The thing that always stuck out to me was just how driven he was to become great, and wanted to do whatever he could”, he told Brian Batko of the Pittsburgh Post-Gazette last week in a story about the Watt brothers who are now members of the Steelers.

“We’d play a game on Saturday afternoon, and that night, I might get a text or call, everybody else is out celebrating the game, and he’s at home, studying the tape, asking me, ‘hey, coach, how could I have done this better? How can I get to the quarterback when they put two offensive linemen on me?’”, he said of Watt. “That’s where I’d text him back, ‘hey T.J., take a breather and enjoy the win’”.
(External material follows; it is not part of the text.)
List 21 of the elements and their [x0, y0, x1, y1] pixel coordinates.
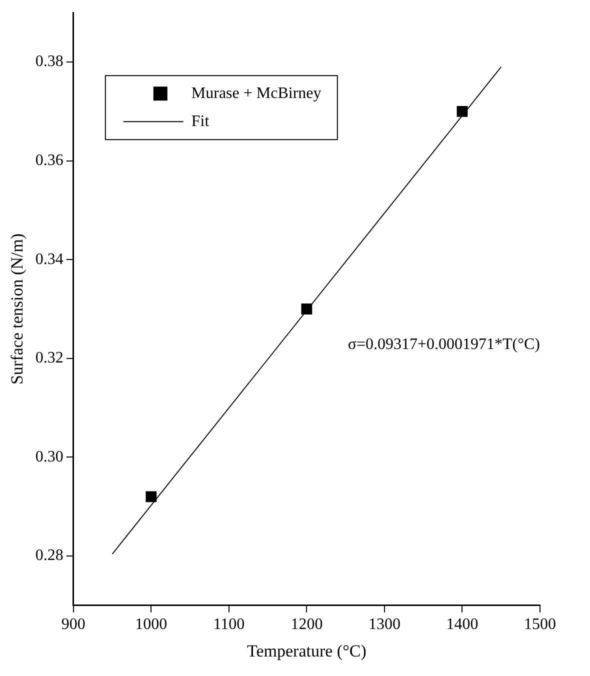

He doesn’t really seem to have changed much at all since those days. Usually the first thing that he talks about after a win during which he played well was the plays that the didn’t make. He will never be satisfied until he makes every play and pretends the opponents from scoring any points. Maybe not even until he intercepts the pass or forces a fumble on every play. Perhaps then he’ll be content with his level of play.

Until then, however, he will continue to push himself to work as hard as possible at getting better than he was the day before. So far, that’s worked out great over the course of his first three seasons, going from a promising rookie season to a Pro Bowl campaign in year two, and then making first-team All-Pro with a legitimate run at the Defensive Player of the Year Award last season.

No matter what he does, however, he knows he’s still well behind his brother, J.J. Watt, who is the only player other than Lawrence Taylor to win the Defensive Player of the Year Award three times. Whenever he’s healthy, he continues to show himself to be one of the top defenders in the NFL.